What Embeddings Represent
An embedding model maps text (words, sentences, passages) to fixed-dimensional vectors in a continuous space. Semantically similar texts land near each other; dissimilar texts are farther apart. Unlike generative LLMs, embedding models are trained for representation quality, not open-ended generation.
Typical dimensions range from 384 to 3072 depending on model. Higher dimensions can capture finer distinctions but increase storage and search cost in vector databases.
How Embedding Models Are Trained
Contrastive learning
Models learn by pulling positive pairs (query and relevant passage) together and pushing negatives apart in vector space. Loss functions include InfoNCE, triplet loss, and multi-negative cross-entropy across in-batch negatives.
Dual encoders
Separate encoders for queries and documents (or shared weights) produce embeddings independently. At search time you precompute document vectors and only encode the query live, enabling fast retrieval at scale.

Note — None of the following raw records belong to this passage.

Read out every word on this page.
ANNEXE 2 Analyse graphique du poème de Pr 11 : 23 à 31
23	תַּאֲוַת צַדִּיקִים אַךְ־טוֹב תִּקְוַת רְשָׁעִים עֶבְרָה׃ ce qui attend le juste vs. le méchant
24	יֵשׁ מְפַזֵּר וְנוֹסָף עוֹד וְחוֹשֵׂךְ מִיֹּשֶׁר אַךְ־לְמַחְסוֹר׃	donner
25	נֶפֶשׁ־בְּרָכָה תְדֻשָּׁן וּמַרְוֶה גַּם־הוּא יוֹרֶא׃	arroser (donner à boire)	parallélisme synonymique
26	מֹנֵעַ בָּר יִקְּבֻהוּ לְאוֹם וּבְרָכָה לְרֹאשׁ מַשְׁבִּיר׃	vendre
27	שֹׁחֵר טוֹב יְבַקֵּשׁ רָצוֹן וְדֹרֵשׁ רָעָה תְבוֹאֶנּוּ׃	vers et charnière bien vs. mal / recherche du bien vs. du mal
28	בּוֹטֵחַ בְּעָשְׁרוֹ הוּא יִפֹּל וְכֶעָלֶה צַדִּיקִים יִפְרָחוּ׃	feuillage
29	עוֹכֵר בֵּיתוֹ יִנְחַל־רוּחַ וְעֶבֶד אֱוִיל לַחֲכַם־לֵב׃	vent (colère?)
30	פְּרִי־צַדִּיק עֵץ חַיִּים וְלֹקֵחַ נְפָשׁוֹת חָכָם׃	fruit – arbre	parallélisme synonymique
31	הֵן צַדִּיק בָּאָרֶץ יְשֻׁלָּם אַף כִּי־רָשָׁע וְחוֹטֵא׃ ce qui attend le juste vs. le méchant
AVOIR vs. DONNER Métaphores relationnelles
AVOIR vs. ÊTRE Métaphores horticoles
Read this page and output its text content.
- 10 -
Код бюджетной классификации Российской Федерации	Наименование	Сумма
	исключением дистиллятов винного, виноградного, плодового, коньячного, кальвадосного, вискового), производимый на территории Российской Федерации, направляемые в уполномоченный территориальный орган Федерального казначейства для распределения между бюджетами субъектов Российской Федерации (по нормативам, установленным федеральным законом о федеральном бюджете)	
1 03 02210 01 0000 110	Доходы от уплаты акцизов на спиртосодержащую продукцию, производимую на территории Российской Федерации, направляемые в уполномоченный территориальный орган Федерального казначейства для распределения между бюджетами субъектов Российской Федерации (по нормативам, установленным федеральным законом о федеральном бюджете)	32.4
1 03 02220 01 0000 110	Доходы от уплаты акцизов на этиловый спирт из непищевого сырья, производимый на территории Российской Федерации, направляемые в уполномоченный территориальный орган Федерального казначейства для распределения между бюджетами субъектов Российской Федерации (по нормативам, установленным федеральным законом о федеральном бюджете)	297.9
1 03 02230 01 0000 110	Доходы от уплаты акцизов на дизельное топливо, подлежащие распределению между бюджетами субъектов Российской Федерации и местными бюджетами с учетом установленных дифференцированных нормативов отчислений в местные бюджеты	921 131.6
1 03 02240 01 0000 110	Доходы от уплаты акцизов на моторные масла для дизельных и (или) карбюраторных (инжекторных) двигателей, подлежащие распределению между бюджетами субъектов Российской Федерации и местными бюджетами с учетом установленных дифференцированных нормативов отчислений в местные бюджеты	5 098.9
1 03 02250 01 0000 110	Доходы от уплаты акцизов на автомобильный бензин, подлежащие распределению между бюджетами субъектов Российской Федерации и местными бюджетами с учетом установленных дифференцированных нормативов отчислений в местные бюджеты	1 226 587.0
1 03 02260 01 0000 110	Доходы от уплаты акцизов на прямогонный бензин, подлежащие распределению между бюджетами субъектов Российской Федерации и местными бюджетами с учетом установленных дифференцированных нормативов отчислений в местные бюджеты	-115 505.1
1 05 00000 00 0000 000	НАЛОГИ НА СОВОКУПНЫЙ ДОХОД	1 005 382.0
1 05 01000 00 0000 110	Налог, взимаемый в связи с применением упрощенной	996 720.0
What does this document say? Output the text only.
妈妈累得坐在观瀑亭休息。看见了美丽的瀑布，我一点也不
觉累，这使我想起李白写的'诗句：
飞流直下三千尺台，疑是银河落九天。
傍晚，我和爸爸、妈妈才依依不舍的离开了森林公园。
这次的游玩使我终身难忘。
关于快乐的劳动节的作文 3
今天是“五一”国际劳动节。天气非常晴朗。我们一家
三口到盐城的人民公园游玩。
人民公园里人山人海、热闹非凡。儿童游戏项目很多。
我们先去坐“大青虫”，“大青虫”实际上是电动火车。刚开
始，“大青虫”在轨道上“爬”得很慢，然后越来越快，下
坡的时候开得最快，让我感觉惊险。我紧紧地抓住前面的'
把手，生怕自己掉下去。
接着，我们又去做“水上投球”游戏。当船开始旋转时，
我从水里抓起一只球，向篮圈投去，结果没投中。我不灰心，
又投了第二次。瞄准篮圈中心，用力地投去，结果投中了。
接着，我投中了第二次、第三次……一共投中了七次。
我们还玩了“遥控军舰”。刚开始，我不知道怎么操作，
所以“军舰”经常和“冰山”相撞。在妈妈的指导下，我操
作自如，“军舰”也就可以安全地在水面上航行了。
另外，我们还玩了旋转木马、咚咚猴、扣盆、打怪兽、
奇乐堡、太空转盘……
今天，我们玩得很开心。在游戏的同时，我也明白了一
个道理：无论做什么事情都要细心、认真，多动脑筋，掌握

from sentence_transformers import SentenceTransformer
model = SentenceTransformer("BAAI/bge-small-en-v1.5")
doc_embeddings = model.encode(
passages, normalize_embeddings=True, batch_size=64
)
query_embedding = model.encode(
"query: " + user_query, normalize_embeddings=True
)
# cosine similarity ≈ dot product when vectors are normalized
scores = query_embedding @ doc_embeddings.T
Matryoshka and flexible dimensions
Some models support truncating vectors to fewer dimensions with modest quality loss, letting you tune the cost-quality tradeoff without retraining separate models.
Similarity Metrics
Cosine similarity is standard for normalized embeddings: it measures angle between vectors and is insensitive to magnitude. Dot product is equivalent when vectors are unit-normalized but faster on some hardware when norms vary. Euclidean distance is less common at scale but appears in clustering workflows.
Always use the same similarity metric at index time and query time. Mixing normalized cosine indexed vectors with raw dot product queries silently degrades ranking.
Choosing and Evaluating Models
General-purpose models (OpenAI text-embedding-3, Cohere embed, open models like e5, bge, gte) work across domains. Domain-specific fine-tuned embedders win on specialized corpora (legal, medical, code).
Evaluate on your data with:
- Recall@k and MRR on labeled query-document pairs
- Latency and throughput for your batch sizes
- Multilingual coverage if queries span languages
- Max sequence length vs your chunk sizes
Hybrid Search
Pure vector search misses exact keyword matches (SKUs, error codes, rare names). Hybrid search combines:
- Dense retrieval via embeddings
- Sparse retrieval via BM25 or SPLADE learned sparse vectors
Scores are fused with reciprocal rank fusion (RRF) or learned rerankers. Hybrid is the default recommendation for production RAG over heterogeneous documents.
def reciprocal_rank_fusion(dense_ranks, sparse_ranks, k=60):
scores = {}
for ranks in (dense_ranks, sparse_ranks):
for rank, doc_id in enumerate(ranks):
scores[doc_id] = scores.get(doc_id, 0) + 1 / (k + rank + 1)
return sorted(scores, key=scores.get, reverse=True)
Pipeline Integration
Embed documents at ingestion, store vectors with metadata (source, ACL, timestamp), and embed queries at request time. Batch embedding jobs should be idempotent and versioned: when you change embedding models, re-embed the corpus or maintain separate indexes per model version.
Prefix instructions matter for models trained with them (e.g., "query: " vs "passage: " in e5 family). Apply the correct prefix or retrieval quality drops sharply.